I\'m sorry, but it\'s hard to read the head post in this thread and not interpret it as a Treasury veto on what a party may advocate. The proposal is contrary to the freedom of political communication enforced by the High Court. There are certainly problems with late release of polices, but a rule about what parties may campaign is, even if it were constitutional, not the answer.

Ross Gittins argues that the existing Charter of Budget Honesty distorts camapigns in favour of the government. Why advantage the government further?
avocadia: No Treasury veto:

I find it hard to find how you can read a veto in that. Treasury has to tell us how much it costs. Where is the veto in that?

On the whole though, you\'re probably right about one thing. I\'d drop the requirement that policies be submitted before the election begins. I\'d simply make Treasury costings mandatory and that policies be submitted to Treasury for costings as soon as (same day) they are made public.

The costings process could be made both more even-handed and more informative to voters if both sides agreed that shadow ministers be permitted to discuss their policies (but not, of course, the Government\'s policies) in confidence with the department heads.
Ross Gittins

Nice to see I wasn\'t the only one to think so.
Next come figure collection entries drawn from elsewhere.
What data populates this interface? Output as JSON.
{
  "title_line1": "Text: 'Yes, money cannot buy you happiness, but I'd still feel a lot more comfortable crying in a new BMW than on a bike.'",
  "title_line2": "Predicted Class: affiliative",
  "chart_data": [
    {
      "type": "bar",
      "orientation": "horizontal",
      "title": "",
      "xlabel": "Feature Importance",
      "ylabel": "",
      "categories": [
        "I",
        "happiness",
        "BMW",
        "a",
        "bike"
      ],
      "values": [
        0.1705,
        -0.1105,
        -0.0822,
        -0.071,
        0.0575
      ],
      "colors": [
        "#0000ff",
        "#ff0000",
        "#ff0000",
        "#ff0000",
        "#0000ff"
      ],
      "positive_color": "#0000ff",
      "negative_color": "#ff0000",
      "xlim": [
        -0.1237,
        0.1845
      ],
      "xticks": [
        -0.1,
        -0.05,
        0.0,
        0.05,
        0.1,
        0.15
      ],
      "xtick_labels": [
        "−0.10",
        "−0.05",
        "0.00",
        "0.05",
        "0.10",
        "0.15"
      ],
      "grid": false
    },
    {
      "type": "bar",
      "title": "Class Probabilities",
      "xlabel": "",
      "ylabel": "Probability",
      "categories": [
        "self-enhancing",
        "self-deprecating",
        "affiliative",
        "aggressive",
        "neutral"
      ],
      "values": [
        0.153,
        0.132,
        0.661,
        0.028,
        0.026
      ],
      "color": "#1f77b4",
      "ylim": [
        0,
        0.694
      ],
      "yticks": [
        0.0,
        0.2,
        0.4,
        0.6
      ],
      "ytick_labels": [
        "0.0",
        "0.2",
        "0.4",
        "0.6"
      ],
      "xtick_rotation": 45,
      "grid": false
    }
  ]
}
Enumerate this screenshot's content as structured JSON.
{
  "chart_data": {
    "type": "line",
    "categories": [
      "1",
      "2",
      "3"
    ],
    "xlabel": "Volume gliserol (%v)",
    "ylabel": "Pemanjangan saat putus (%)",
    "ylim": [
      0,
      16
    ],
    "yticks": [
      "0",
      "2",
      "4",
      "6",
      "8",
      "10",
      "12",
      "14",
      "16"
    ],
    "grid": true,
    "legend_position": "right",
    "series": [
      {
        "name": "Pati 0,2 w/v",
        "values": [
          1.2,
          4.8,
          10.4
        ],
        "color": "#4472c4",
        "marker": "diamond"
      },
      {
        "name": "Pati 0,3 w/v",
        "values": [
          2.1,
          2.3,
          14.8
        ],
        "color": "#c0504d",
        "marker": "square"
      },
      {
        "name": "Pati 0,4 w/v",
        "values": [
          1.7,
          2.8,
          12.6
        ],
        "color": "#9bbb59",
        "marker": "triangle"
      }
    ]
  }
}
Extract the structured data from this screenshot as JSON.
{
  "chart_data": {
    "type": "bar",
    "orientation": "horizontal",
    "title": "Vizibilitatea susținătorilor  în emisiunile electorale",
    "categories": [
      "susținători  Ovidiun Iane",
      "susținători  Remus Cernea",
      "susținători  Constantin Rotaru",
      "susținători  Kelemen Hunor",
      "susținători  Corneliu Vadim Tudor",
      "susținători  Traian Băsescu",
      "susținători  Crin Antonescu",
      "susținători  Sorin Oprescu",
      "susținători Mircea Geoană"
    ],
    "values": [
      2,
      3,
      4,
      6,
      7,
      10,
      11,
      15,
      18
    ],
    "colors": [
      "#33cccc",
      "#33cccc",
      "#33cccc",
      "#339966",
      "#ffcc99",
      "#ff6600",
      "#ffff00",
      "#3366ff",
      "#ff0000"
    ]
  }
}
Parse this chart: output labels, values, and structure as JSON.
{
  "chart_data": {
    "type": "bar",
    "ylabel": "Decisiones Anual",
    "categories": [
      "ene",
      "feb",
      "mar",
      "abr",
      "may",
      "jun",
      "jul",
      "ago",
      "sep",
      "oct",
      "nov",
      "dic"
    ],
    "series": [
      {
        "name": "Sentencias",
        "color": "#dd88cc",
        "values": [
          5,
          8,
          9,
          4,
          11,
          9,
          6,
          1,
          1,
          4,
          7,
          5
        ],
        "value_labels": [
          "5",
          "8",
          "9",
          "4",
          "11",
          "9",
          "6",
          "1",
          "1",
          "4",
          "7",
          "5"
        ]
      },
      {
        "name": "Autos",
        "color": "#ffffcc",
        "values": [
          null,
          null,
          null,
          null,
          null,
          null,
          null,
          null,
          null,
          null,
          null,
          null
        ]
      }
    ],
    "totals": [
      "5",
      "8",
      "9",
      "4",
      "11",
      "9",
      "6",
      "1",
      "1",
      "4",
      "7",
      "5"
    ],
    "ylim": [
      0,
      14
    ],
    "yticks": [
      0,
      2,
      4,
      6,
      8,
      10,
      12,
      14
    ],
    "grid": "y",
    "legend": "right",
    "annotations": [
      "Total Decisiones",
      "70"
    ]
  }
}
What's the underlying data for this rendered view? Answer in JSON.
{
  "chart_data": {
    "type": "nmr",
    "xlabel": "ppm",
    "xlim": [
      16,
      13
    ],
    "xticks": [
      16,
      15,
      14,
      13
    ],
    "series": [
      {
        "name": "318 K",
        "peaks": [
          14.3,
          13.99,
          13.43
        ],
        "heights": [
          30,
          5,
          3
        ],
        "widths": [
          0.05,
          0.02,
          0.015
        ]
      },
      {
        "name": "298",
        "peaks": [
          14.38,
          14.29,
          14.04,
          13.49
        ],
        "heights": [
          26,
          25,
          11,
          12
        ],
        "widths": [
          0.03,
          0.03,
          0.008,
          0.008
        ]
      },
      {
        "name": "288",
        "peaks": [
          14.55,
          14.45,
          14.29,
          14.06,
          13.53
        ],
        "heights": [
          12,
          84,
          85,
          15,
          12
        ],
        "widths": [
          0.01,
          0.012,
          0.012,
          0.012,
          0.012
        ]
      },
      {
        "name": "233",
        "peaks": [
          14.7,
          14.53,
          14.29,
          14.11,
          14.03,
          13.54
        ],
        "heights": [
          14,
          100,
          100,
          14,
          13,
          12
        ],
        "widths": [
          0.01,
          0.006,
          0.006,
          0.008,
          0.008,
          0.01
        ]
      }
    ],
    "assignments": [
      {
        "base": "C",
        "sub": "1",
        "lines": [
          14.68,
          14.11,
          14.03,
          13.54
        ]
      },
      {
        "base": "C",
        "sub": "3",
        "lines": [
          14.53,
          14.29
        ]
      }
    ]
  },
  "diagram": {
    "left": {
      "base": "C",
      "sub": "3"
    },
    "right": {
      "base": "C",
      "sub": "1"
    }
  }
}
As he points out, just about every point Gittins makes would be offset if the Opposition had just as much communication with Treasury as the Government does.
Alan: veto rule: Your language speaks about what a party may campaign on. \'may\' is about permission. It is incompatible with the freedom of political communication. In a democracy a party can campaign on the proposition that the moon is made of green cheese and it\'s up to the other parties and the media to critique that proposition.

Setting up an agency to cost election promises (with or without an actual veto) merely privileges one set of policies over another. Government promises are always well costed, as Gittins says, because the Treasury and Finance Departments cost them. Opposition promises are not well costed, as Gittins also says, because the opposition has no access to the Treasury and Finance bureaucracies.

Giving the opposition equal access to the bureaucracy may seem to be a distinct improvement on what happens now, but has its own dangers. If you will recall Mark Latham accepted a briefing on Iraq to his own considerable political peril. In economics, where everything is a matter of judgment, a shadow treasurer would be foolish to accept Treasury briefings that could then be used against him.